For an un-Platonic analogy, think of a milk bottle, solid white and apparently full of milk, standing on a shelf. In order to pick it up, the brain sends a signal to the arm and hand to lift the bottle, making presumptions about how much the bottle weighs so sufficient force can be utilized. If the presumptions are correct, the procedure works flawlessly. But what if the bottle is only painted white, and is actually empty? The hand, expecting the bottle to weigh more, uses too much force and it goes flying. This shows that humans use internal models of reality to guide movements.

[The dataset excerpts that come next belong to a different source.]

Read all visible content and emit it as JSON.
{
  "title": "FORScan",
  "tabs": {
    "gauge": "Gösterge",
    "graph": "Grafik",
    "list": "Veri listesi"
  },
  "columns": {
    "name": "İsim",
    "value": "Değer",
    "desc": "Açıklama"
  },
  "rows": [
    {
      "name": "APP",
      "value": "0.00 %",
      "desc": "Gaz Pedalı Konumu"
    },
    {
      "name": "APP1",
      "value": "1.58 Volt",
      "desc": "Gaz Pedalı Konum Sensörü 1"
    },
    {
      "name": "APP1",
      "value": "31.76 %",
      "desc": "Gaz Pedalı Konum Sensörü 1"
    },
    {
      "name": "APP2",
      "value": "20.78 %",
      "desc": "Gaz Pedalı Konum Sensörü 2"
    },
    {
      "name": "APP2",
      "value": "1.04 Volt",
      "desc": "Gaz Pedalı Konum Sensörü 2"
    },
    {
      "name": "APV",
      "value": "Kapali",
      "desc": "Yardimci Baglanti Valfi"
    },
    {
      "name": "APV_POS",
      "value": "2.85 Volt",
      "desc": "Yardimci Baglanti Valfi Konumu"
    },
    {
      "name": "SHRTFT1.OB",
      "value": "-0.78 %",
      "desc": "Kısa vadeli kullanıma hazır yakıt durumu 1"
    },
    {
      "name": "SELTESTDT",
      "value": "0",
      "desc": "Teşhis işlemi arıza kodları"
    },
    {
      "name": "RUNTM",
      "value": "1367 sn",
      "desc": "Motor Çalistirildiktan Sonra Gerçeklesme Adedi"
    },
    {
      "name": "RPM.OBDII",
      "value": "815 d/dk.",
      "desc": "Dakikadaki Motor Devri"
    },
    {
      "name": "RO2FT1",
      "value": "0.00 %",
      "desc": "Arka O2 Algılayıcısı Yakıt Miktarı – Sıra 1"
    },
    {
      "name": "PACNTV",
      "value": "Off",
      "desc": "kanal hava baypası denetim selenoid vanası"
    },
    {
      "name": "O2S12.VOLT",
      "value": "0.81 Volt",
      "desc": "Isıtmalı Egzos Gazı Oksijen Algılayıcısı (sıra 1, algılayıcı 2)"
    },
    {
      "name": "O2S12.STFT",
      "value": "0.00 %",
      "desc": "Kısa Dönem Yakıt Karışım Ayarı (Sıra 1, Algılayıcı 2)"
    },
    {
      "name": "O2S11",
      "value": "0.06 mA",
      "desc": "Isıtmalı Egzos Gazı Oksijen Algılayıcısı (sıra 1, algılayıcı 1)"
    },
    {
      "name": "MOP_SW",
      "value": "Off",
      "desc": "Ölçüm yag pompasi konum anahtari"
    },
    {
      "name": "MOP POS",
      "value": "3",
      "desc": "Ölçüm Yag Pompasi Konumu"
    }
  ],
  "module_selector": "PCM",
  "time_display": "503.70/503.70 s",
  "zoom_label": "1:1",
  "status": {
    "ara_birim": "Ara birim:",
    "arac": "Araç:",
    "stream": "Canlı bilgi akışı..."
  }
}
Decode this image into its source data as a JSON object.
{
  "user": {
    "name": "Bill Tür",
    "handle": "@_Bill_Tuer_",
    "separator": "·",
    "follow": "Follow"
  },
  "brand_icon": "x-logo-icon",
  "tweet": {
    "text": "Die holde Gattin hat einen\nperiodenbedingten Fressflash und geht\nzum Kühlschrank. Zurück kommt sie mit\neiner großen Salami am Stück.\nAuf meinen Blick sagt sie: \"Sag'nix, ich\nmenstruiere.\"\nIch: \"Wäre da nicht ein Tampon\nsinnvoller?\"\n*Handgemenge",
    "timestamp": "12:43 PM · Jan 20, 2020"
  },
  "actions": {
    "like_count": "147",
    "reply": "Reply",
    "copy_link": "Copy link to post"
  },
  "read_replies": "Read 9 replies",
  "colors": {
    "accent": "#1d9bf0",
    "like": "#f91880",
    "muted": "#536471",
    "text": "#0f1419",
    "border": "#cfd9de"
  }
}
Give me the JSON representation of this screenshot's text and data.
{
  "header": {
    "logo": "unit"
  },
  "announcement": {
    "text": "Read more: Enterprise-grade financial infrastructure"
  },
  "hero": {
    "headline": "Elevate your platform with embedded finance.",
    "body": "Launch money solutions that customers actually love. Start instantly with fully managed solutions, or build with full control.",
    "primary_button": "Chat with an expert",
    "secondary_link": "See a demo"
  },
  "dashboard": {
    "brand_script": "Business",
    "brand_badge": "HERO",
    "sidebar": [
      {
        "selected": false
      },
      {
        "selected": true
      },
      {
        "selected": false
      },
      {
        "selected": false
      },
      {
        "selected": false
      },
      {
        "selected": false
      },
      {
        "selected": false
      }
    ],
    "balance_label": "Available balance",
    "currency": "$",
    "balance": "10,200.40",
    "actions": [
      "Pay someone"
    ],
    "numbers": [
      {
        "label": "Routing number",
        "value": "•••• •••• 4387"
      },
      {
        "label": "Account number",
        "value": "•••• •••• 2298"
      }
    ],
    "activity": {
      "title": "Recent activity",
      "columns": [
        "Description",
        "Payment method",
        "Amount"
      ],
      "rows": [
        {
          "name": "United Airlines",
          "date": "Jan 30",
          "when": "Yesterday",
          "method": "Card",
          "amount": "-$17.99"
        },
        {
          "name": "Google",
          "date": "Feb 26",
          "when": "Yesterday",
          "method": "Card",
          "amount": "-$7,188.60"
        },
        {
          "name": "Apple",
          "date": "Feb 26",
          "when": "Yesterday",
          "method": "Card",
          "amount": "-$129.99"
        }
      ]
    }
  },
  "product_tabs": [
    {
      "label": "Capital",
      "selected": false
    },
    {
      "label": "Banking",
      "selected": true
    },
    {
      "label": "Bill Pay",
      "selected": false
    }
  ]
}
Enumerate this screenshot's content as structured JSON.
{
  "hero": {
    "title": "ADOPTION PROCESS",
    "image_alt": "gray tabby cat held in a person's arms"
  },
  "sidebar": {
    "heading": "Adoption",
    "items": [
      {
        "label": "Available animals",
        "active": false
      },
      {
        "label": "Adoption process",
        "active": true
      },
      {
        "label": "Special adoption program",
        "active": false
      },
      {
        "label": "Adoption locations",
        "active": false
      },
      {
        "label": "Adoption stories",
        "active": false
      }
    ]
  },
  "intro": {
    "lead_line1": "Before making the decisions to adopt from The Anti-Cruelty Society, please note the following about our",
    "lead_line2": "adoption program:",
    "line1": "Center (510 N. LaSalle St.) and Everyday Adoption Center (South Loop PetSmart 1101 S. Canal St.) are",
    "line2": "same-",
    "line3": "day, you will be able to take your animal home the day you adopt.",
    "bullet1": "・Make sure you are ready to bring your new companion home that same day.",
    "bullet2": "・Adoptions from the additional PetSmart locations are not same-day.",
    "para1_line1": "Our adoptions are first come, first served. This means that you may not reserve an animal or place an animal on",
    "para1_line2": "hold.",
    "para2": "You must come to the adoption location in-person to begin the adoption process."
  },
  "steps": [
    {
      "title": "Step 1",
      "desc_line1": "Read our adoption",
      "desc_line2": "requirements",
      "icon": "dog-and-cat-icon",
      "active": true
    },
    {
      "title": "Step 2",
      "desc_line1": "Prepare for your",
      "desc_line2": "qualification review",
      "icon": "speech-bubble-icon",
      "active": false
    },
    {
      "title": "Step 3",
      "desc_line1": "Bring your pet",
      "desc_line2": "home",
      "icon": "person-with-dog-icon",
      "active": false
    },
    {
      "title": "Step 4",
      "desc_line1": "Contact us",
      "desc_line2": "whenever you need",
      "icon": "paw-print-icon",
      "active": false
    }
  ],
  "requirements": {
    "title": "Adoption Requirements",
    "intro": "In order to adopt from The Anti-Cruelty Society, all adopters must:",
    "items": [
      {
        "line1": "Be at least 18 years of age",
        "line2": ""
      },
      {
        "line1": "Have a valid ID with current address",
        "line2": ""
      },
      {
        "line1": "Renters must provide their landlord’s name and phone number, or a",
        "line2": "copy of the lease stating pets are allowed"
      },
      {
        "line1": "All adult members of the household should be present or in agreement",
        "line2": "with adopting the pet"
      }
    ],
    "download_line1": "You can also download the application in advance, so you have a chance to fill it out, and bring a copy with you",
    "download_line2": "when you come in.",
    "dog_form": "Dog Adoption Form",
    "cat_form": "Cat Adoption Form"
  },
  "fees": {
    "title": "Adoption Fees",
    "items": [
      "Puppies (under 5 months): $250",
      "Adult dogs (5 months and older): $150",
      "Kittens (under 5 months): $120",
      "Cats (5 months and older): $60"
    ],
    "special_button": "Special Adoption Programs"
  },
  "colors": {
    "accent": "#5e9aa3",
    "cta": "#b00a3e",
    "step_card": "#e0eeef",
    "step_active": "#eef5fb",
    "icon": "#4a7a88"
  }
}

The change in the program is the equivalent of secretly replacing the full milk bottle with an empty, lighter one. In this case, the robot arm scrambles where and what forces it applies, so the previous learned path between spots on the screen no longer works.

The subject working the arm decides how to modify the much-altered model of reality. The paper describes mathematically how that happens.

First comes the process of unlearning the old paradigm before learning the complex new one. The subject has to think: "If I make my next movement, how will that affect my other movements? You changed the world for me; I see errors. If the errors are big enough, I have to reconsider the entire model." The next move the subject makes likely is worse than the one before until the subject starts realigning the primitives correctly.

Because the changes in the reality were done deliberately, not randomly, Shadmehr has been able to predict with considerable accuracy what the subsequent moves will be, how the primitives are changed.

Experiments show that the theoretical limits are closely observed in people's learning abilities. In other words, humans have a limited number of primitives to deploy when learning skills.